Dalam catatan sumber sejarah bentuk prasasti yang keluar setelah tahun 1388M juga serat Pararaton yang ditulis pada tahun 1535C/1613M, bhre Wengker I Wijayarajasa dyah Kudamerta disebut sebagai ‘bhatara parameswara sang mokta ring wisnubhawana’ dan ‘bhatara parameswara pamotan’.
Sementara dalam kakawin Decawarnanna atau Negarakertagama yang
selesai ditulis Prapanca pada tahun 1365M, juga beberapa prasasti yang keluar sebelum
tahun 1386M, raja pertama Kedaton Wetan ini belum bergelar ‘Parameswara’.
Berdasarkan data tersebut, menunjukkan nama ‘Parameswara’
merupakan gelar anumerta atau nama yang disematkan kepada tokoh yang sudah
wafat. Semasih hidup, tokoh itu tidak menggunakan nama ‘Parameswara’.
Prasasti Ambreta 1373M masih menulis
Wijayarajasa dyah Kudamerta sebagai paduka ring Wengker:
”wruhanira
yen ana handikanira talampakanira paduka bhatara ring wenker de nira
samasanak ing ambetra. sima ambetra luputing palawan, papasaran, harik purih
saprakara”.
Tapi pada prasasti Biluluk II 1391M, sudah
menulis Wijayarajasa dyah Kudamerta sebagai Bhatara Sri Parameswara:
“hiku wruhane si parajuru ning asambewara samadaya, yen
andikanira talampakanira paduka bhattara cri paramecwara sira sang
mokta ring wisnubhuwana, dene kaluluputane si parawangca ring biluluk…”
Baginda Wijayarajasa dyah Kudamerta juga kembali disebut sebagai Bhatara
Parameswara dalam prasasti Biluluk IV 1395M/1396M. Bahkan untuk pertama kalinya
disebut sebagai Bhatara Parameswara Pamotan.
“talampakanira bhattara rajanatha, talampakanira bhattara
nantadewi, talampakanira bhattara naridewi, talampakanira bhattara
paramecwara pamotan makanama talampakanira raden kuda, talampakanira
bhattara narapati makanama talampakanira raden mano, talampakanira raden iso…”

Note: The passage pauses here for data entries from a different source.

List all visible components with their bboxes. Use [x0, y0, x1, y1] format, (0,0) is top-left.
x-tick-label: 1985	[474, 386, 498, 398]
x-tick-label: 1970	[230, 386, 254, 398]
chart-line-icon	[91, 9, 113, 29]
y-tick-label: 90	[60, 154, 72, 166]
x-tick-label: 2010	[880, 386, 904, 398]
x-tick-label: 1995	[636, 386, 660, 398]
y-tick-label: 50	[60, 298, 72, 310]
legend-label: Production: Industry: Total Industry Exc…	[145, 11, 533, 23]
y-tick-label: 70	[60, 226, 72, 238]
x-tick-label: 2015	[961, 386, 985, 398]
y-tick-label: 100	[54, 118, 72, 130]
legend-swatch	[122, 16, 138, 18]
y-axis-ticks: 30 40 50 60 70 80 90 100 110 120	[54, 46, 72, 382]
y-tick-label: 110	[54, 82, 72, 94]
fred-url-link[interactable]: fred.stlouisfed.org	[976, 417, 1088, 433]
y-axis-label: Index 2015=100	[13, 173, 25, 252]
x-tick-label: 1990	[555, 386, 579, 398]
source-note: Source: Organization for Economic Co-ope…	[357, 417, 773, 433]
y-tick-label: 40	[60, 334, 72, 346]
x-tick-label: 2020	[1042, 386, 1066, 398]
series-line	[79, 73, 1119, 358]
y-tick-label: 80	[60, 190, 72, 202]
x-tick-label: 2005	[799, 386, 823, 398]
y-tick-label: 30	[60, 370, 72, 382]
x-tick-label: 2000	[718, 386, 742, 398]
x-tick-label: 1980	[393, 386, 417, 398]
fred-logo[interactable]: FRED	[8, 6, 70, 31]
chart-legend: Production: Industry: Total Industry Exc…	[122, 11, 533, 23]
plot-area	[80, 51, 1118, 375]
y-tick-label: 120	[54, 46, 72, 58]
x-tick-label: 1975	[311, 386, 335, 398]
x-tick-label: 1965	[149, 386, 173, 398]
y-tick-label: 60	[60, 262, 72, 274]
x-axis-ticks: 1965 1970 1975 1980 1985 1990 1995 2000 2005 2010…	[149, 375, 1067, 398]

Melihat tahunnya, prasasti ini dikeluarkan setelah baginda
Wijayarajasa wafat. Prasasti ini dikeluarkan oleh raja Kedaton Wetan, bhre
Wirabhumi II bhatara Aji Rajanatha. Prasasti ini ternyata mengandung keterangan
atau data siapa bhre Wirabhumi II dan Bhatara Narapati Raden Gajah. Bhatara
Narapati Raden Mano identik dengan tokoh Kedaton Wetan yang dalam Pararaton
dikenal sebagai bhatara Narpati Raden Gajah.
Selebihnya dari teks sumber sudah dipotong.